Bu yazımda yeni bir kavramdan söz etmek istiyorum. Dijital Dağıtık Ortaklık olarak Türkçeleştirebileceğimiz, İngilizce orijinal tanımı ile Decentralized Autonomous Organization temelinde bir akıllı sözleşme ile bu akıllı sözleşmeyi dijital olarak katılan kişilerin ortaya çıkardığı bir gayriresmi tüzel kişiliktir. Akıllı sözleşmeler ise blok zincirlerinin güvenlik özelliklerini kullanan ve yazılım ile tüm koşulları yazılarak yine yazılımlar tarafından işleyişi takip edilen sözleşmelerdir.

Gelecek için bu teknolojiler üzerine inşa edilen bir DAO, bir şirket ortaklığı gibi fonksiyon görürken tüm şartları akıllı sözleşme ile tanımlanmış, yine adında geçtiği gibi otonom olarak akıllı sözleşme yazılımı ile kontrol edilen ve yönetilen bir organizasyondur.

Birkaç örnek ile daha iyi anlatmak istiyorum. Constitution DAO isminde bir DAO geçtiğimiz aylarda ortaya çıkarılarak bir akıllı sözleşme ile bu sözleşmeye katılan kişilerin dijital cüzdanlarında verecekleri dijital para olarak aye” ile Amerikan anayasasının ilk basılı kopyasını Sotheby's müzayede salonundan almak üzere harekete geçti.

Binlerce kişi, bir akıllı sözlesmeyi dijital ola-rak imzalayarak akıllı sözlesmedeki yazılıma dijital para cüzdanlarından sermayeleri kadar miktarı çekmek üzerine yetki verdiler. Toplamda 40 milyon dolar toplayan bu DAO yeterli miktara erişemediği için müzayedeyi kazanamadı, kendini sonlandırdı ve yazılımda tanımlandığı gibi herkesin sermayesini iade etmeye başladı. Bu süreçte ne bir şirket, ne bir devlet, ne de bir banka yoktu. Bir merkez yoktu, otonomdu.

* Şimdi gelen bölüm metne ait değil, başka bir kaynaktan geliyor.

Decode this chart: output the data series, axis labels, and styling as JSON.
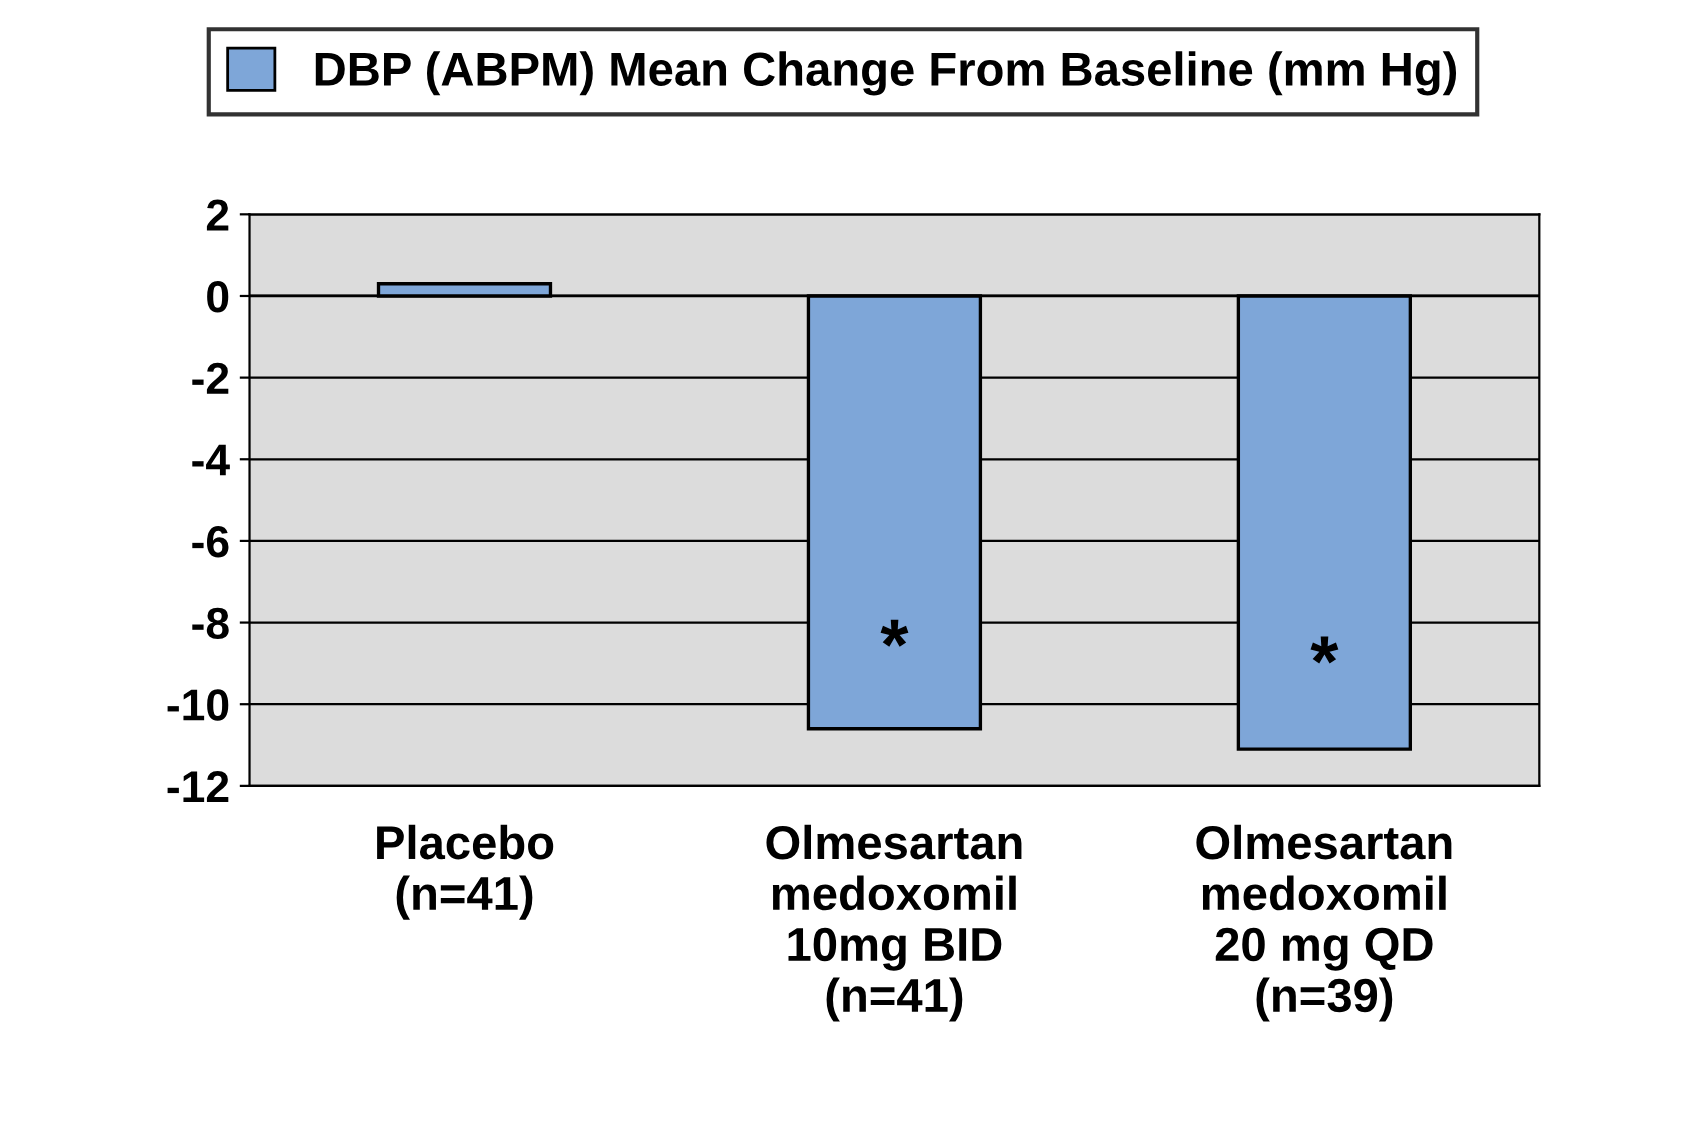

Tamamen dijital üzerinden yürüyen bu süreç DAO ile ilgili önemli bir örnek oluşturuyor.

DAO'ların karar verme ve yönetimi de yine akıllı sözleşmesinde tanımlanmış şekilde, çoğunlukla ortağın sahip olduğu hisse kadar oluyor. Bir konuda karar alınacak ise her katılımcı yine ortaklığı kadar bir oyu yine dijital olarak (blok zincirlerinin sağladığı güvenlik ve inkâr edilemezlik güvencesinde) kullanıyor. Bu, algokrasi (algocracy/algorithmic democracy) olarak isimlendirmeye başlanılan kavramın bir örnek uygulaması olarak nitelenebilir. DAO'ların otonomluğu buradan geliyor. Sözleşmesinde ne yazıyorsa o şekilde kendi kendine işliyor. Yine bugünlerde Krause House isimli bir DAO da bir basket takımını satın almak üzere harekete geçti.

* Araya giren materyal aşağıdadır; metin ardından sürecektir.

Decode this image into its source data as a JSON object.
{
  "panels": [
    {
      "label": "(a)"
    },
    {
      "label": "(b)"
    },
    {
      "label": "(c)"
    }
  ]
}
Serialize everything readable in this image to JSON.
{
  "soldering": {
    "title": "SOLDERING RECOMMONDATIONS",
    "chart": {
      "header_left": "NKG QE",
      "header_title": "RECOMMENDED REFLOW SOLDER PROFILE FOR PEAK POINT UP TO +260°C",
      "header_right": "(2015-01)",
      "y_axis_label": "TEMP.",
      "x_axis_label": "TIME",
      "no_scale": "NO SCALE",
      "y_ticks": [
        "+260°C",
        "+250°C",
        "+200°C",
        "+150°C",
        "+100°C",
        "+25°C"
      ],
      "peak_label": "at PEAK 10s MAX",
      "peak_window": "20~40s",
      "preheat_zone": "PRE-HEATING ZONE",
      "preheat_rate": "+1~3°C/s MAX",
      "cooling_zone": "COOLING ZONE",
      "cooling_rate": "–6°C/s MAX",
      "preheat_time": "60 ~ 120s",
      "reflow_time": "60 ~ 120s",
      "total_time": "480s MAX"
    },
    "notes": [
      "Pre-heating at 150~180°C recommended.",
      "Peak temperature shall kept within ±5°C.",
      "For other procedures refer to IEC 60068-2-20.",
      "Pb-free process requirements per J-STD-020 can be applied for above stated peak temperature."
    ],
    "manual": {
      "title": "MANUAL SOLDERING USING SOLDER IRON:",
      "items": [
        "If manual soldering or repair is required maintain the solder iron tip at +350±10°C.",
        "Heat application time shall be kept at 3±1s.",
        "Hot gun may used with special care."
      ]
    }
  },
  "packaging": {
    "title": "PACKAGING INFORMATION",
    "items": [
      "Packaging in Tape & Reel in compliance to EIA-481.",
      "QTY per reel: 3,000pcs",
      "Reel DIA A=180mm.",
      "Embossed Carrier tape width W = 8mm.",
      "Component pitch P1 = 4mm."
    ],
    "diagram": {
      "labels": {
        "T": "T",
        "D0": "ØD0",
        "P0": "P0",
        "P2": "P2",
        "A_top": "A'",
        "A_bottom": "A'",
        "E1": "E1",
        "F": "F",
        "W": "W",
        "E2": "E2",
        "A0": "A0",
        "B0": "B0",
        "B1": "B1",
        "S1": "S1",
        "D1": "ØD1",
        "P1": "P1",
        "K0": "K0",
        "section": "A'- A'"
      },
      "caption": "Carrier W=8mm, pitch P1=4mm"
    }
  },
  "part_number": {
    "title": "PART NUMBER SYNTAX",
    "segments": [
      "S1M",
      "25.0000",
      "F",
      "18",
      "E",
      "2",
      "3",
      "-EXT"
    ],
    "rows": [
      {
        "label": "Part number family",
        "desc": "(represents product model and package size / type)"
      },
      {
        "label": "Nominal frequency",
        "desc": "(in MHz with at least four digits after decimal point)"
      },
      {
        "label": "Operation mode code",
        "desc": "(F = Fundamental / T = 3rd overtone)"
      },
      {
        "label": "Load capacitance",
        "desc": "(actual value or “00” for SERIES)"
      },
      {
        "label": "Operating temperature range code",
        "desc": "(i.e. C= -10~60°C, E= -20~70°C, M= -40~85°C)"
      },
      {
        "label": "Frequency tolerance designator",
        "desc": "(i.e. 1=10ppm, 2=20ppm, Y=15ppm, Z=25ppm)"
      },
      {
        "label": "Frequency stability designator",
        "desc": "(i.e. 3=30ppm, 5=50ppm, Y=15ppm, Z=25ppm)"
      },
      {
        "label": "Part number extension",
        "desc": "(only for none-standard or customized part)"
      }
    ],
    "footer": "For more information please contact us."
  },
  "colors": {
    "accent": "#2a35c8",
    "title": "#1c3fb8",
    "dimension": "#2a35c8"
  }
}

DAO'lar gerçek şirketlerin fon bulması için de bir araç olarak kullanılıyor. Çeşitli girişimci şirketler de kendi işleri için DAO temeli üzerinden yatırım fonu oluşturmak üzere de harekete geçmiş durumda. Yine Lao isimli bir başka DAO da blok zinciri girişimlerini fonlamak üzere DAO temelinde kurulan bir girişim yatırım fonu.

Diğer yandan Amerikan Sermaye Piyasası Komisyonu SEC, DAO'lar için satılan dijital paraların (ortaklık tokenları) birer finansal hisse senedi (security) olduğunu belirterek bu oluşumların sermaye piyasası kanunlarına uygun olmadığını belirtiyor.

Dijital Dağıtık Ortaklıklar ile ilgili olarak riskler de çok fazla. Akıllı sözleşmenin bir takım cüzdan sahiplerine sağladığı imtiyazlar, yazılımdaki programlama hataları, siber saldırı vektörleri gibi riskler yanında, DAO'lara karşı ortakların haklarının herhangi bir kanun ile korunmadığını da unutmamalıyız. Bununla beraber DAO'nun yaptığı işlerden ve ticaretten dolayı oluşabilecek kanuni ve finansal risklerden yatırımın etkilendiği durumda yatırımcı ortak için de riskler oluşabilecektir.

Temelinde blok zinciri isimli yazılım ve kriptografi temelli teknoloji ile başlayan, sonrasında dijital para, Web 3.0, metaverse ile kullanımlarını anlatmaya çalıştığım vizyonda DAO da önemli bir yer edinecek. Esas ayağa kalkışı ise ancak mevcut hukuk sistemine entegrasyonu ile olabilecek.